When you're ready to code, follow these steps:

  1. If you haven't done so yet, go ahead now and fork the Montecristo repository into your own Github account and clone it on your machine. That's how you'll be able to make contributions, you cannot push directly to the main repository, but you can open a Pull Request for your branch when you're ready.

  2. From your fork, create a new local branch where you'll make changes. Give it a short, descriptive, name. If there's an associated issue open, include its number as a prefix, #issue-name, for example: 10-fix-bug-xyz.

  3. Make the changes you want locally and validate them with the test tools provided. Push the updated code to the remote branch in your fork.

  4. Finally, when you're happy with your edits, open a Pull Request through the GitHub UI.

  5. The automated tests in GitHub Actions will kick in and in a few minutes you should have some results. If any of the checks fail, take a look at the workflow logs to understand what happened. You can push more commits to the PR until the problem is resolved, the checks will run again.

  6. Once all checks are passing, your PR is ready for review and the members of the Montecristo community will start the process. You may be asked to make further adjustments, this is an iterative process, but in the end if everything looks good, we will be able to merge the PR to the main branch.

Running Unit Tests

The main tests of the project are located under the montecristo folder.
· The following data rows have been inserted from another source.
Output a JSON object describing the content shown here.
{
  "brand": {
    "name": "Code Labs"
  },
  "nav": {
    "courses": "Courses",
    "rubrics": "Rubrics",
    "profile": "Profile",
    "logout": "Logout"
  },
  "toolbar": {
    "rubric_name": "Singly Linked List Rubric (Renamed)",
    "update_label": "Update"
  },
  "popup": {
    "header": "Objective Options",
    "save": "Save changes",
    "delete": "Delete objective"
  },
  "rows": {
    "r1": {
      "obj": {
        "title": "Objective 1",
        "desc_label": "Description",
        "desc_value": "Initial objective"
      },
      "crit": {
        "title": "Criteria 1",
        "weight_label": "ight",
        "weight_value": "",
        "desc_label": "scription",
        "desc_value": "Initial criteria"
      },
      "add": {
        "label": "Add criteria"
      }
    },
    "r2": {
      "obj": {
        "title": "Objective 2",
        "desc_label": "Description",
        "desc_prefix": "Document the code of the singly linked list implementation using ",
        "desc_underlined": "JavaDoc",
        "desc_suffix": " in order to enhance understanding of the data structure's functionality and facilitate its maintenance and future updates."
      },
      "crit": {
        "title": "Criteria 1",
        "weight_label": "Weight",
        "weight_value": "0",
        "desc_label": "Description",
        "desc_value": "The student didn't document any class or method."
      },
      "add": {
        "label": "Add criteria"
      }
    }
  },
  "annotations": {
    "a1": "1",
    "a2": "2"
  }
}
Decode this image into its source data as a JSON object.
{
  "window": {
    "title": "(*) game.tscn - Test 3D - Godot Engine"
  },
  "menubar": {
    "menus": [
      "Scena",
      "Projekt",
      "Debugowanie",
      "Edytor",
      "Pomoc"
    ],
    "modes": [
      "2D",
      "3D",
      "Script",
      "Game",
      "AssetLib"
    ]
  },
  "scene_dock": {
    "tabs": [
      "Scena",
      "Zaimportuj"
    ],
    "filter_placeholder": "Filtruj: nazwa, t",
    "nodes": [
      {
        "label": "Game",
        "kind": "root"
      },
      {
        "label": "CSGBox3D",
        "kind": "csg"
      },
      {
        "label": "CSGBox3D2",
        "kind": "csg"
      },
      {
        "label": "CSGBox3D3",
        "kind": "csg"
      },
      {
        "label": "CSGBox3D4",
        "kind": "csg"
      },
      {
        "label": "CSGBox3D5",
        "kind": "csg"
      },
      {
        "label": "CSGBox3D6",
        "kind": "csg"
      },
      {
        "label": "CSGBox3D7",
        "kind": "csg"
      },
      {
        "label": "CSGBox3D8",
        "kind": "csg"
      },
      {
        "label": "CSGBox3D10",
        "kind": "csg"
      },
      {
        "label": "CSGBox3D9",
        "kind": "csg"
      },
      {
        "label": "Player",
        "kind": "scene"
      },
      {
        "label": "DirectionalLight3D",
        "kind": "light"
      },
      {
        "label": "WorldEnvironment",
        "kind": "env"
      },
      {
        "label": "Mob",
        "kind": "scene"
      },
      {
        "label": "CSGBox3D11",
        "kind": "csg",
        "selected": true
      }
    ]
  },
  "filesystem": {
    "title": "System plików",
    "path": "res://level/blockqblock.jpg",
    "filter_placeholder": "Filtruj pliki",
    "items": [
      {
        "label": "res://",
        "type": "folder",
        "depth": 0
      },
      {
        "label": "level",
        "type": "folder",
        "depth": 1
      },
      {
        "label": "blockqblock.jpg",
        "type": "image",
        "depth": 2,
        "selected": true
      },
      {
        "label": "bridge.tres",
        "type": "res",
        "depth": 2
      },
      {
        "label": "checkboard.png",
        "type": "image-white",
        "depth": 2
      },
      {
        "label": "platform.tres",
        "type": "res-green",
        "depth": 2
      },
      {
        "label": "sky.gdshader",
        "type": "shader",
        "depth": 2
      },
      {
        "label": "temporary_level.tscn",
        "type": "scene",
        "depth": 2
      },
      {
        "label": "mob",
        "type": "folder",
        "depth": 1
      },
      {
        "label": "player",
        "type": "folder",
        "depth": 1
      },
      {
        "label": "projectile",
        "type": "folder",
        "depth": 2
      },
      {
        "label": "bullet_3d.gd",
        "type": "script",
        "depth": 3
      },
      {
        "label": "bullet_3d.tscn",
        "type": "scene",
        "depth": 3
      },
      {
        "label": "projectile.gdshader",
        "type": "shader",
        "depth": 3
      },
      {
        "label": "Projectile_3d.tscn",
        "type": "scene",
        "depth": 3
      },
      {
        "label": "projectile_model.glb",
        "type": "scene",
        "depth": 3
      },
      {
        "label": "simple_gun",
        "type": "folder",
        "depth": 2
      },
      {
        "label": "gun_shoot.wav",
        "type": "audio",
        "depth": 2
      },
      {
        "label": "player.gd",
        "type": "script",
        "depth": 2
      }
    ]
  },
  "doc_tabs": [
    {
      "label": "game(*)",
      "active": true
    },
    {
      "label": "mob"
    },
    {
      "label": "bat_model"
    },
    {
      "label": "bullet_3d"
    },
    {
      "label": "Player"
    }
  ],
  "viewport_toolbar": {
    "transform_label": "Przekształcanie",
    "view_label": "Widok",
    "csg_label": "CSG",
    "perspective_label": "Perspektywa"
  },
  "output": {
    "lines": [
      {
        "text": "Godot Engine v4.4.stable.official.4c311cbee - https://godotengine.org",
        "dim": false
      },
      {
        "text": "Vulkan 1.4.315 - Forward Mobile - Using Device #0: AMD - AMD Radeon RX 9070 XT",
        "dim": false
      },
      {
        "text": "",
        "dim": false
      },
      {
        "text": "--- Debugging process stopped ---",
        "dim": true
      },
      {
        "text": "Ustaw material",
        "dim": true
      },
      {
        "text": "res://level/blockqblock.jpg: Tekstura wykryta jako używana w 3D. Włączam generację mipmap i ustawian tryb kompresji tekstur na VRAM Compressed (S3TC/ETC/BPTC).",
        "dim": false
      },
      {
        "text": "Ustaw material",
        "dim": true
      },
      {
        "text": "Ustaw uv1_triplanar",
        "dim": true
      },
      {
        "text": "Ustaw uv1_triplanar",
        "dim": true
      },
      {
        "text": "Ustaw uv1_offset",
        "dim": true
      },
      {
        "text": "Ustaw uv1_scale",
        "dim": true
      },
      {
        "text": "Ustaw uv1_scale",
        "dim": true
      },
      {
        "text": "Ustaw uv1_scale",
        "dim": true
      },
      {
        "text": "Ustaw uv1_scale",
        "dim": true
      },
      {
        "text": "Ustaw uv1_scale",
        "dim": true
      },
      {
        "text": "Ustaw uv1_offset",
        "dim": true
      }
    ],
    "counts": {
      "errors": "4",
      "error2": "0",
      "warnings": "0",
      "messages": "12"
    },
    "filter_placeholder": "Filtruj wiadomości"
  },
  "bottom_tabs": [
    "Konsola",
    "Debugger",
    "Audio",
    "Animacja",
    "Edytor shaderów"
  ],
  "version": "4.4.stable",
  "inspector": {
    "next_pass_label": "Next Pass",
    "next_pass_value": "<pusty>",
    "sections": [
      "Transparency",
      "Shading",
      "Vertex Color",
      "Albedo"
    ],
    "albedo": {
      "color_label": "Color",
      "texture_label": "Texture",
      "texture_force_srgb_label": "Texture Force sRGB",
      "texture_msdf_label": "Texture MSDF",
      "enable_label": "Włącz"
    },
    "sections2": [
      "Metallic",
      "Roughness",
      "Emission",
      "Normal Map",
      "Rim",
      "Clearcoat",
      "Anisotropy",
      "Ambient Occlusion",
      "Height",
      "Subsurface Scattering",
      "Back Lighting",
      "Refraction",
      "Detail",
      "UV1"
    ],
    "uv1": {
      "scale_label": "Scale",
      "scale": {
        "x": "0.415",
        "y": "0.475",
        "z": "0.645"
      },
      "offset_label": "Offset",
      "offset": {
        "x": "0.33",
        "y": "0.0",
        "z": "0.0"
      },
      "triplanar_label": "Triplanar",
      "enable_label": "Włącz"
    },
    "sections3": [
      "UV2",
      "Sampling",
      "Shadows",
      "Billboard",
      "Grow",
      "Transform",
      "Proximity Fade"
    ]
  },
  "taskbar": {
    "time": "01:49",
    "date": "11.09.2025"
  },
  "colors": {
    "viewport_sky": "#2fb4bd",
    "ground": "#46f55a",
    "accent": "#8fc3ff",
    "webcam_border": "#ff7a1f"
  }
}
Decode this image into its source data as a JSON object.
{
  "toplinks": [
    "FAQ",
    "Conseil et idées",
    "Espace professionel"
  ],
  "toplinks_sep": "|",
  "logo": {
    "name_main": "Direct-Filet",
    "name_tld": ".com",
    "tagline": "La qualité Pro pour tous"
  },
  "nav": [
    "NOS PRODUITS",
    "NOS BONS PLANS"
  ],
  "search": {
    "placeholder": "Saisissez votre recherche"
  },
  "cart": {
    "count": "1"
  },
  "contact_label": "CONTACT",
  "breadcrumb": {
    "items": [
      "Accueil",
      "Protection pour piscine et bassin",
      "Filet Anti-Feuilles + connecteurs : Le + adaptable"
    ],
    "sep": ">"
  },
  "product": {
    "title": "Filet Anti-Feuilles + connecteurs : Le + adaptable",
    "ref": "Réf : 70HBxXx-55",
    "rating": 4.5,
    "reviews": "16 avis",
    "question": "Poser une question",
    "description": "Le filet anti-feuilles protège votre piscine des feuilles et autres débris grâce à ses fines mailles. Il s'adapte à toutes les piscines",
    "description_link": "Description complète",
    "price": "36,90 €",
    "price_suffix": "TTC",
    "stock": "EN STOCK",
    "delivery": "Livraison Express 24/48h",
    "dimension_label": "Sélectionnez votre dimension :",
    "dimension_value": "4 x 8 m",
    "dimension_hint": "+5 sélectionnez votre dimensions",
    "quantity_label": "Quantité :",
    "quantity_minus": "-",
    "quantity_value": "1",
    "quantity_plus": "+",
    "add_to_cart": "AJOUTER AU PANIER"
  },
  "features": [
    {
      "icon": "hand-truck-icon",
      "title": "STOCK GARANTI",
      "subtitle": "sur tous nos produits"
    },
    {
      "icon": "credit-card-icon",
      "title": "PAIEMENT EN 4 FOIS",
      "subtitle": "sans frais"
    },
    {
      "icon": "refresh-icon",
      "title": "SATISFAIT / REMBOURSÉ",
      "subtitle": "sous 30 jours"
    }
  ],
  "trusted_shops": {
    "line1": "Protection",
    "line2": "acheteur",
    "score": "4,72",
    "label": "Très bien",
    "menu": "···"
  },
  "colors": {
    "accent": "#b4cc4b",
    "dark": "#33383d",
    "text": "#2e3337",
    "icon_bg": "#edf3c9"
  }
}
These tests are meant to run very quickly with no external dependencies.

To run the unit tests, go the montecristo folder within the project in a terminal window and execute the following command:

$ ./gradlew test

It will show the tests run within the console and if any test fail, it will report the failure.

Make sure you add tests to your PR if you're making a major contribution.

Debugging

There are two ignored tests which are present in the code for the purposes of debugging Montecristo against complete tarballs. In the test/kotlin/com.datastax.montecristo/commands folder, you will find 2 test classes.

Each of these can be quickly configured to point to a folder with the results of a diagnostic collection.

  • GenerateDiscoveryReportTest - this is used to run the report generation part, and will parse all files (except logs and JMX) in providing output.
  • GenerateMetricsDBTest - this is used to test the parsing / loading of the JMX metrics and log parsing for the lucene search index.

To use these in debugging, remove the @Ignore annotation and change the jira variable to the correct path.